Dans son avis, le CDJ a constaté que la Une en question ne respectait pas la vérité et confondait faits et opinions : d’une part la Une ne renvoie à aucun fait établi puisqu’il n’y a ni invasion, ni menace ; d’autre part, en rendant compte (en page intérieure) – sans la créditer – de la crainte du ministre de l’Intérieur, elle présente comme un fait avéré ce qui n’est qu’une opinion. Le CDJ a également estimé que cette Une qui procédait par généralisation et dramatisation excessive stigmatisait particulièrement les migrants en les assimilant de manière générale à un danger. Il a en conséquence considéré que le média a manqué au principe de responsabilité sociale.
Le CDJ a souligné que le nombre de plaintes – 1.008 – n’avait aucune incidence particulière sur l’examen du dossier. En clair, qu’il n’y en eut qu’une ou mille ne devait rien changer à l’affaire. Mais pour les sociologues des médias, comme pour les directeurs commerciaux de la presse quotidienne, ce qui s’est passé là n’avait rien de banal. On imagine qu’au sommet du groupe Rossel, on n’a plus considéré que ce style de Une relevait simplement d’une forme moderne et dynamique de journalisme…

Deux autres plaintes

Le CDJ a par ailleurs déclaré fondée une plainte contre La Dernière Heure. Le quotidien avait consacré sa Une à l’augmentation des vols de cartes d’identité belges et à leur utilisation par les migrants et les terroristes. Ce faisant, il déformait les faits tels qu’ils étaient rapportés dans l’article en pages intérieures et assimilait de ce fait migrants et terroristes.
Une troisième plainte, contre La Meuse (Liège), portait sur la publication de la photo d’une personne à propos d’un jugement pour coups et blessures.
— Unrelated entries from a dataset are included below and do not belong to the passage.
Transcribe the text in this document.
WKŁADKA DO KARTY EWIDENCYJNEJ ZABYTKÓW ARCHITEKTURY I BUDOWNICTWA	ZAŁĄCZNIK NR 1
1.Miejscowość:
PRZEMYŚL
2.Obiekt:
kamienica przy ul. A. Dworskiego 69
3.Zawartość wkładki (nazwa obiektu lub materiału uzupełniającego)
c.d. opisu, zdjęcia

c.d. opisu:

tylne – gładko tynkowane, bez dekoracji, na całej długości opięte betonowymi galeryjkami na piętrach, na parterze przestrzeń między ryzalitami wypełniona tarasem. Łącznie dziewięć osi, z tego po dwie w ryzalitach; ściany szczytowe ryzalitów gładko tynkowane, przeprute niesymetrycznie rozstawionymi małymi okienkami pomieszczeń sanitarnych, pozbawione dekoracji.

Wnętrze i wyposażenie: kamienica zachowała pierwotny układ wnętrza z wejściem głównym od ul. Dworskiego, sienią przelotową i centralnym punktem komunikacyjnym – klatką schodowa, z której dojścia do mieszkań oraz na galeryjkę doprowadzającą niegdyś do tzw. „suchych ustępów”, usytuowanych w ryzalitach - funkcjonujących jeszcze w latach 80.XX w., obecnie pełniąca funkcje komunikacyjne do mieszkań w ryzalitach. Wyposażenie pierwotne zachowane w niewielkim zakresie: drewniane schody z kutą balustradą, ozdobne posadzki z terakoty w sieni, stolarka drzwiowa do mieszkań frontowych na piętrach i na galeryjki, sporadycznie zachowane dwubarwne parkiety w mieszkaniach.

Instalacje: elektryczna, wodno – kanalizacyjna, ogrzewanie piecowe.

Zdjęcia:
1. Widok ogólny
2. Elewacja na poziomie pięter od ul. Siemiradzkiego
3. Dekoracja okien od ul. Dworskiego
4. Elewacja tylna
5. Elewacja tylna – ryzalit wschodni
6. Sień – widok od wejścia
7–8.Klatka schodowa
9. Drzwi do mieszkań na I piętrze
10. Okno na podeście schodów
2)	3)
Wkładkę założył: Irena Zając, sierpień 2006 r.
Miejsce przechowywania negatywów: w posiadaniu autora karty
Il s’agissait de la deuxième fois que La Meuse recourrait à cette photo pour laquelle le CDJ avait déjà remis un avis. Le CDJ a constaté que le média n’avait pas respecté la vie privée et le droit à l’image de la personne figurant sur la photo. Non seulement celle-ci est reconnaissable, en dépit du bandeau noir apposé sur ses yeux, mais il n’y avait pas non plus intérêt général à l’identifier.